Cass. civ., Sez. V, Ordinanza, 02 marzo 2026, n. 4607
REPUBBLICA ITALIANA
IN NOME DEL POPOLO ITALIANO
LA CORTE SUPREMA DI CASSAZIONE
SEZIONE TRIBUTARIA CIVILE
Composta dagli Ill.mi Sigg.ri Magistrati:
Dott. CANDIA Ugo – Presidente
Dott. CALIENNO Gianmarco – Consigliere
Dott. BENATTI Marco – Consigliere Rel.
Dott. DELL’ORFANO Antonella – Consigliere
Dott. BRUNO Francesco – Consigliere
ha pronunciato la seguente
ORDINANZA
sul ricorso iscritto al n. 11890/2025 R.G. proposto da:
A.A., B.B., C.C., rappresentate e difese dagli avvocati … (Omissis) e … (Omissis) – ricorrenti –
contro
COMUNE DI CARUGATE rappresentato e difeso dall’avvocato … (Omissis) – controricorrente –
avverso SENTENZA di CORTE DI GIUSTIZIA TRIBUTARIA II GRADO LOMBARDIA n. 805/2025 depositata il 27/03/2025.
Udita la relazione svolta nella camera di consiglio del 13/01/2026 dal Consigliere MARCO BENATTI.
Svolgimento del processo
Il Comune di Carugate notificò alle ricorrenti, tra loro sorelle e nella loro qualità di comproprietarie di un’area in quel Comune, avvisi d’accertamento IMU per l’anno 2017 sulla base di una valutazione che teneva conto dell’intervenuta modifica della destinazione urbanistica dell’area da agricola a edificabile, avvenuta nel 2009.
Le contribuenti impugnarono gli atti avanti alla Commissione Tributaria Provinciale di Milano che, previa riunione dei ricorsi e con la sentenza n. 3648/23, respinse il gravame. Ritenne in particolare il primo giudice che l’avere la ricorrente Carola iniziato un’attività agricola dopo la modifica della destinazione urbanistica non desse diritto all’esenzione dall’imposta.

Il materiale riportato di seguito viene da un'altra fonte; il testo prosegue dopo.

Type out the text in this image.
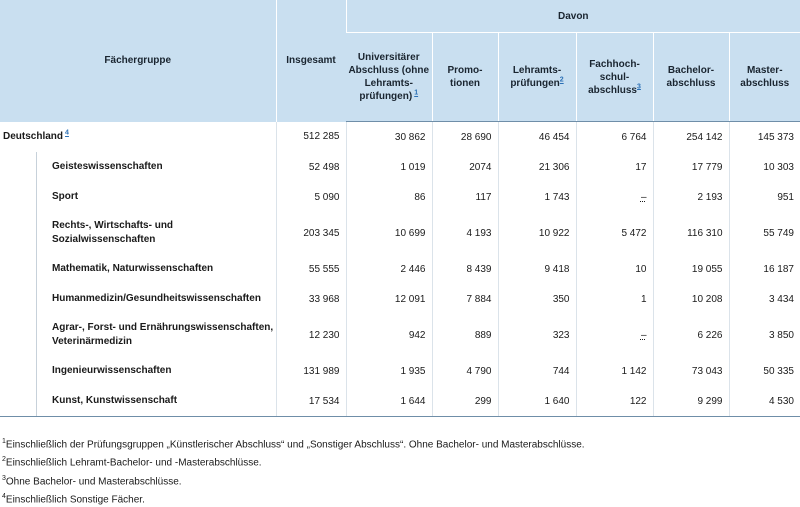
Fächergruppe	Insgesamt	Davon					
		Universitärer Abschluss (ohne Lehramtsprüfungen)  $^1$	Promotionen	Lehramtsprüfungen$^2$	Fachhochschulabschluss$^3$	Bachelorabschluss	Masterabschluss
Deutschland  $^4$	512 285	30 862	28 690	46 454	6 764	254 142	145 373

Geisteswissenschaften	52 498	1 019	2074	21 306	17	17 779	10 303

Sport	5 090	86	117	1 743	–	2 193	951

Rechts-, Wirtschafts- und Sozialwissenschaften	203 345	10 699	4 193	10 922	5 472	116 310	55 749

Mathematik, Naturwissenschaften	55 555	2 446	8 439	9 418	10	19 055	16 187

Humanmedizin/Gesundheitswissenschaften	33 968	12 091	7 884	350	1	10 208	3 434

Agrar-, Forst- und Ernährungswissenschaften, Veterinärmedizin	12 230	942	889	323	–	6 226	3 850

Ingenieurwissenschaften	131 989	1 935	4 790	744	1 142	73 043	50 335

Kunst, Kunstwissenschaft	17 534	1 644	299	1 640	122	9 299	4 530
$^1$Einschließlich der Prüfungsgruppen „Künstlerischer Abschluss“ und „Sonstiger Abschluss“. Ohne Bachelor- und Masterabschlüsse.
$^2$Einschließlich Lehramt-Bachelor- und -Masterabschlüsse.
$^3$Ohne Bachelor- und Masterabschlüsse.
$^4$Einschließlich Sonstige Fächer.
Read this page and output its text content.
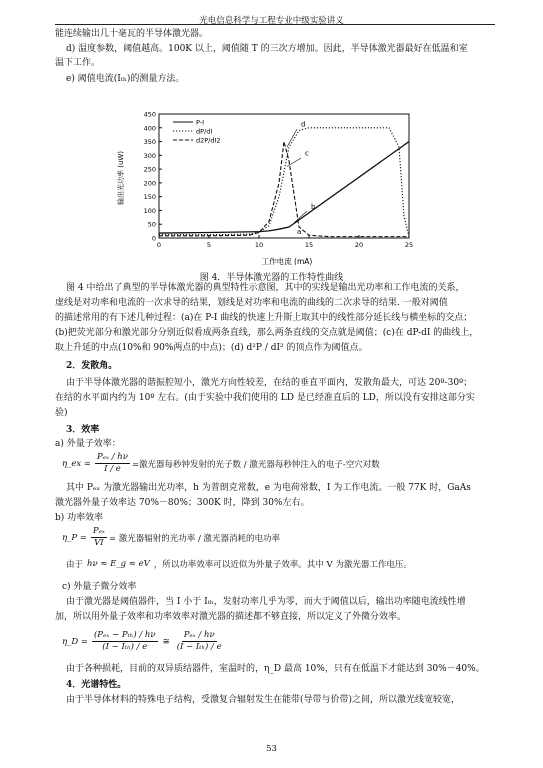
光电信息科学与工程专业中级实验讲义
能连续输出几十毫瓦的半导体激光器。
d) 温度参数，阈值越高。100K 以上，阈值随 T 的三次方增加。因此，半导体激光器最好在低温和室
温下工作。
e) 阈值电流(Iₜₕ)的测量方法。
0
50
100
150
200
250
300
350
400
450
0	5	10	15	20	25
P-I
dP/dI
d2P/dI2
d
c
b
a
工作电流 (mA)
输出光功率 (uW)
图 4．半导体激光器的工作特性曲线
图 4 中给出了典型的半导体激光器的典型特性示意图，其中的实线是输出光功率和工作电流的关系，
虚线是对功率和电流的一次求导的结果，划线是对功率和电流的曲线的二次求导的结果. 一般对阈值
的描述常用的有下述几种过程：(a)在 P-I 曲线的快速上升斯上取其中的线性部分延长线与横坐标的交点；
(b)把荧光部分和激光部分分别近似看成两条直线，那么两条直线的交点就是阈值；(c)在 dP-dI 的曲线上，
取上升延的中点(10%和 90%两点的中点)；(d) d²P / dI² 的顶点作为阈值点。
2．发散角。
由于半导体激光器的谐振腔短小，激光方向性较差，在结的垂直平面内，发散角最大，可达 20º-30º；
在结的水平面内约为 10º 左右。(由于实验中我们使用的 LD 是已经准直后的 LD，所以没有安排这部分实
验)
3．效率
a) 外量子效率：
η_ex = $\frac{\text{Pₑₓ / hν}}{I / e}$ =激光器每秒钟发射的光子数 / 激光器每秒钟注入的电子-空穴对数
其中 Pₑₓ 为激光器输出光功率，h 为普朗克常数，e 为电荷常数，I 为工作电流。一般 77K 时，GaAs
激光器外量子效率达 70%－80%；300K 时，降到 30%左右。
b) 功率效率
η_P = $\frac{\text{Pₑₓ}}{VI}$ = 激光器辐射的光功率 / 激光器消耗的电功率
由于 hν ≈ E_g ≈ eV ，所以功率效率可以近似为外量子效率。其中 V 为激光器工作电压。
c) 外量子微分效率
由于激光器是阈值器件，当 I 小于 Iₜₕ，发射功率几乎为零，而大于阈值以后，输出功率随电流线性增
加，所以用外量子效率和功率效率对激光器的描述都不够直接，所以定义了外微分效率。
η_D = $\frac{\text{(Pₑₓ − Pₜₕ) / hν}}{\text{(I − Iₜₕ) / e}}$ ≅ $\frac{\text{Pₑₓ / hν}}{\text{(I − Iₜₕ) / e}}$
由于各种损耗，目前的双异质结器件，室温时的，η_D 最高 10%，只有在低温下才能达到 30%－40%。
4．光谱特性。
由于半导体材料的特殊电子结构，受激复合辐射发生在能带(导带与价带)之间，所以激光线宽较宽，
53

Le stesse comproprietarie proposero appello e la Corte di Giustizia Tributaria di II grado di Milano, con la sentenza indicata in epigrafe (n. 805/25) respinse l’appello ritenendo che le ricorrenti non avessero provato l’effettività dell’attività agricola di Carola nell’anno in esame (2017), come accertato dal giudice tributario in altre pronunce relative alle stesse parti e diverse annualità. Ritenendo le ricorrenti onerate alla specifica prova, il giudice d’appello valutò che essa non fosse stata raggiunta, respingendo altresì la censura relativa all’asserito obbligo del Comune di aggiornare il valore dell’area alla luce dell’intrapresa attività agricola nonché richiamando l’accordo transattivo sottoscritto dalle comproprietarie in relazione alle annualità 2009-2001 in cui le stesse avevano accettato la valutazione dell’area come proposta dall’ente locale.

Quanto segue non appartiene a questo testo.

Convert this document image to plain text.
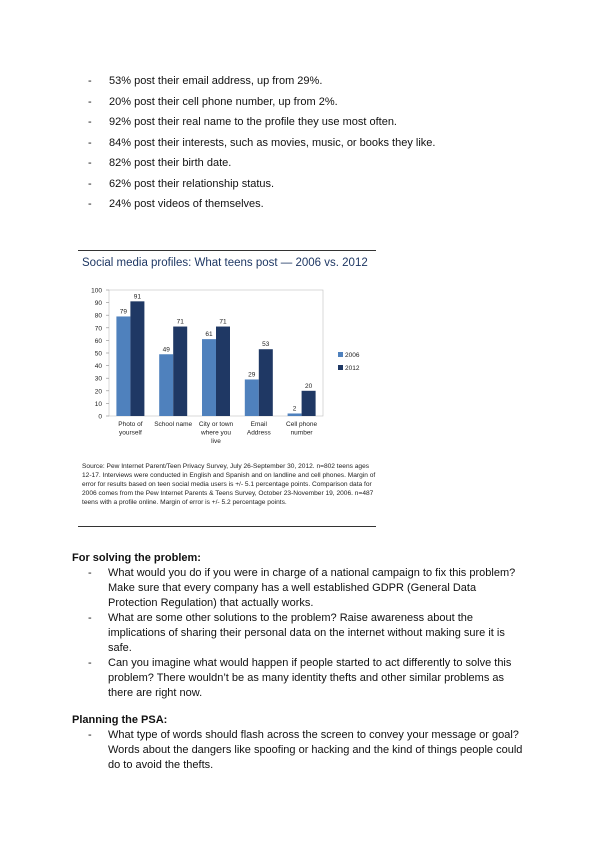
- 53% post their email address, up from 29%.
- 20% post their cell phone number, up from 2%.
- 92% post their real name to the profile they use most often.
- 84% post their interests, such as movies, music, or books they like.
- 82% post their birth date.
- 62% post their relationship status.
- 24% post videos of themselves.
Social media profiles: What teens post — 2006 vs. 2012
0
10
20
30
40
50
60
70
80
90
100
79
91
Photo of
yourself
49
71
School name
61
71
City or town
where you
live
29
53
Email
Address
2
20
Cell phone
number
2006
2012
Source: Pew Internet Parent/Teen Privacy Survey, July 26-September 30, 2012. n=802 teens ages 12-17. Interviews were conducted in English and Spanish and on landline and cell phones. Margin of error for results based on teen social media users is +/- 5.1 percentage points. Comparison data for 2006 comes from the Pew Internet Parents & Teens Survey, October 23-November 19, 2006. n=487 teens with a profile online. Margin of error is +/- 5.2 percentage points.
For solving the problem:
- What would you do if you were in charge of a national campaign to fix this problem? Make sure that every company has a well established GDPR (General Data Protection Regulation) that actually works.
- What are some other solutions to the problem? Raise awareness about the implications of sharing their personal data on the internet without making sure it is safe.
- Can you imagine what would happen if people started to act differently to solve this problem? There wouldn’t be as many identity thefts and other similar problems as there are right now.
Planning the PSA:
- What type of words should flash across the screen to convey your message or goal? Words about the dangers like spoofing or hacking and the kind of things people could do to avoid the thefts.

Ricorrono per cassazione le contribuenti con tre motivi di gravame, integrati da successiva memoria.
Resiste il Comune con controricorso, anch’esso seguito da memoria.
Motivi della decisione
- Vanno preliminarmente affrontate le questioni sollevate nel controricorso in relazione alla inammissibilità della produzione documentale delle ricorrenti e del ricorso medesimo in quanto in violazione dell’art. 360, quarto comma, cod. proc. civ. nonché perché volto a sollecitare una rivalutazione del merito della controversia, preclusa a questa Corte.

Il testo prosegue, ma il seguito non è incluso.